Дада. И он ничего не ест.
Фредди. Тридцать девять, радость моя! А знаешь ли ты, сколько это, если перевести в категорию гомо-возраста? Скоро я буду вынужден покупать себе секс за деньги.
Фредди, разумеется, преувеличивает. Отчасти и потому, что знает, что это шокирует Даду. А Дада действительно шокирована. Отчасти и потому, что знает, что Фредди именно на это и рассчитывает.
Дада. Фредди! (Тихо, почти шепотом.) Не надо при папе.
Фредди. Он все равно ничего не понимает.
Дада. Папа, съешь хоть немного. (Йович не реагирует.)
Фредди. У меня в клинике есть одна дамочка, в климаксе, но отличный хирург. Скучная, страшная, но руки — золотые. Самой себе могла бы операции делать.
Дада. Поешь, смотри как вкусно.
Фредди.
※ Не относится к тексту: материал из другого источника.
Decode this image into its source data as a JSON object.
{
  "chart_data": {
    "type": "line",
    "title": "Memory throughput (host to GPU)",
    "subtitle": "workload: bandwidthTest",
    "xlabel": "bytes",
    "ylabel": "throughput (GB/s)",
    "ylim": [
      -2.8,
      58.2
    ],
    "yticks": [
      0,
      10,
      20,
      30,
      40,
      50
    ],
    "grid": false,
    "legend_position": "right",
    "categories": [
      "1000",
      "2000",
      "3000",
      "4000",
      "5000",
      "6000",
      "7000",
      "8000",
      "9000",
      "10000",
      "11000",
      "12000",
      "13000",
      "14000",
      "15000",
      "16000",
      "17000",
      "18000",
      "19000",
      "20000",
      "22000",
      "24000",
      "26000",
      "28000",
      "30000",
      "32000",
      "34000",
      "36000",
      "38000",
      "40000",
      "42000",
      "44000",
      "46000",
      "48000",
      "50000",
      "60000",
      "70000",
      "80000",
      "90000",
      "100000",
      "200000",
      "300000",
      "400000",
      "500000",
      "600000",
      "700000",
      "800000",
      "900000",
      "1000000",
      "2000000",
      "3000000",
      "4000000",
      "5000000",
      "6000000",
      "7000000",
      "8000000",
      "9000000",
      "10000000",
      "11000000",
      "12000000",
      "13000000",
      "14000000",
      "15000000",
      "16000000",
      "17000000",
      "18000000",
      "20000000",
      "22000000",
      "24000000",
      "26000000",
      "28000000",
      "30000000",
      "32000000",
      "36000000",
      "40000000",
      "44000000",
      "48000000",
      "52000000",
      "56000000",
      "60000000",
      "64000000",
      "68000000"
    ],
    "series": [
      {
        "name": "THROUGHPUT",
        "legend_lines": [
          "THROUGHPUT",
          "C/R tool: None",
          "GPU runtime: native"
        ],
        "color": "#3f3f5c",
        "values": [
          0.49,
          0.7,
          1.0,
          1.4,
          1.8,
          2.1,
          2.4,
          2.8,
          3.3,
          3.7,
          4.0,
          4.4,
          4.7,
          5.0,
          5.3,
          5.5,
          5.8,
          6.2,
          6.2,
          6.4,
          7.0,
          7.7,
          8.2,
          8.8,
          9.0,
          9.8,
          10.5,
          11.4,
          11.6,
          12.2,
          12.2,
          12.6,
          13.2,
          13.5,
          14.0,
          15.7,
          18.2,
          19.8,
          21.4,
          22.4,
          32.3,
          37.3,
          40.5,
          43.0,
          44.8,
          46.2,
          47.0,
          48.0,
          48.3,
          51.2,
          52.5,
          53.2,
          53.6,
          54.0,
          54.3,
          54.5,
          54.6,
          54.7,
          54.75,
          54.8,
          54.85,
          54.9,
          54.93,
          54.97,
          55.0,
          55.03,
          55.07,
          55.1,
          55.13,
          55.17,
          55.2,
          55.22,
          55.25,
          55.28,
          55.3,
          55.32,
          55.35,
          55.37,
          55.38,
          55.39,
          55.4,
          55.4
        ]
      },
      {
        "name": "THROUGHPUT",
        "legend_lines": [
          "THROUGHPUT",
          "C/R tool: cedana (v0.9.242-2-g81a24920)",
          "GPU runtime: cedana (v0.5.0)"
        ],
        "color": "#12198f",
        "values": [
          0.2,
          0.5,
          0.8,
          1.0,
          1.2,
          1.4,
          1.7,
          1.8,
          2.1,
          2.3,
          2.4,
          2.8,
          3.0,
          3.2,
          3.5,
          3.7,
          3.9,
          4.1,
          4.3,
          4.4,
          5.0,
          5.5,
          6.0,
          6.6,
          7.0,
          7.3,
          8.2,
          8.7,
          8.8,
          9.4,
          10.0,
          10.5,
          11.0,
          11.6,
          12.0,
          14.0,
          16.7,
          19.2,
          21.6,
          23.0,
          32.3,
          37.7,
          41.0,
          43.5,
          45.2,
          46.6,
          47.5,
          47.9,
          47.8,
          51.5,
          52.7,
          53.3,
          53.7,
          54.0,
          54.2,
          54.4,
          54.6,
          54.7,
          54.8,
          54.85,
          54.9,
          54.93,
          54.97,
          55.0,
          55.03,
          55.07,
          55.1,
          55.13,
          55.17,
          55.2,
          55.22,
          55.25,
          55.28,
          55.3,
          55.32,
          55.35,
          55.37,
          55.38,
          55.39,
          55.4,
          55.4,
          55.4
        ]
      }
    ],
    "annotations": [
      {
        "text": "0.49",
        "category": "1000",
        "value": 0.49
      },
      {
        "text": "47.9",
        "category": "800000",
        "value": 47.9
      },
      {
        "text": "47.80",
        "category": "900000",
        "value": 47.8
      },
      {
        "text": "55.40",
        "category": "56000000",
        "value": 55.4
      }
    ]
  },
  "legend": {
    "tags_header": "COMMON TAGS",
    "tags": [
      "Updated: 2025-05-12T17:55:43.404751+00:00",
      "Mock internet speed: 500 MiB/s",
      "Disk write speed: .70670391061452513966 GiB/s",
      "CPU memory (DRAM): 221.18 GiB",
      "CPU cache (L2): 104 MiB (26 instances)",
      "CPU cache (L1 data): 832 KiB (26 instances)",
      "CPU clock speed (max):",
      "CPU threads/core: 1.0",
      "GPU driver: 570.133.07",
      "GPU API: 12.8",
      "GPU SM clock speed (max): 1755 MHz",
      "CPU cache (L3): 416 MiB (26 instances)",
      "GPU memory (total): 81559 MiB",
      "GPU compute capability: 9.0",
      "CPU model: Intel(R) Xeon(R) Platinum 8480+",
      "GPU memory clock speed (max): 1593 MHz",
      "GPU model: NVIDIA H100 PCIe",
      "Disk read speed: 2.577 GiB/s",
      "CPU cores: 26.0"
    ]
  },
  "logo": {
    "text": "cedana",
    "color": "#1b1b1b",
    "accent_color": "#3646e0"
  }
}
Сейчас мне приходится проявлять к ней внимание, быть обходительным. Она мне пообещала бесплатно поработать за меня во время отпуска.
Дада. Ну, папа, давай… (Дада берет вилкой немного еды, пытается накормить отца как ребенка, который еще не умеет есть сам. Йович издает глухой неартикулированный звук. Словно рычит на дочь. Она замирает. Потом жалуется брату.) Ничего не съел.
Фредди. Ну и что?
Дада. Как это ну и что? Это меня беспокоит!
Фредди. Тебя? Беспокоит? Ты видишь его один раз в сезон, как неделю высокой моды, и при этом, оказывается, беспокоишься?! (Дада ничего не говорит. Только вздыхает.)Он у меня никогда не ест. Должно быть, думает, что это я сам готовлю, и ему противно.
Дада. Правда? (Фредди кивает головой.) А там, у него, ну, в этом… доме, там он ест?
Фредди. Сестры говорят, что очень мало.
Дада. Но он не похудел?
Фредди. Так и ты не похудела, а тоже ничего не ешь.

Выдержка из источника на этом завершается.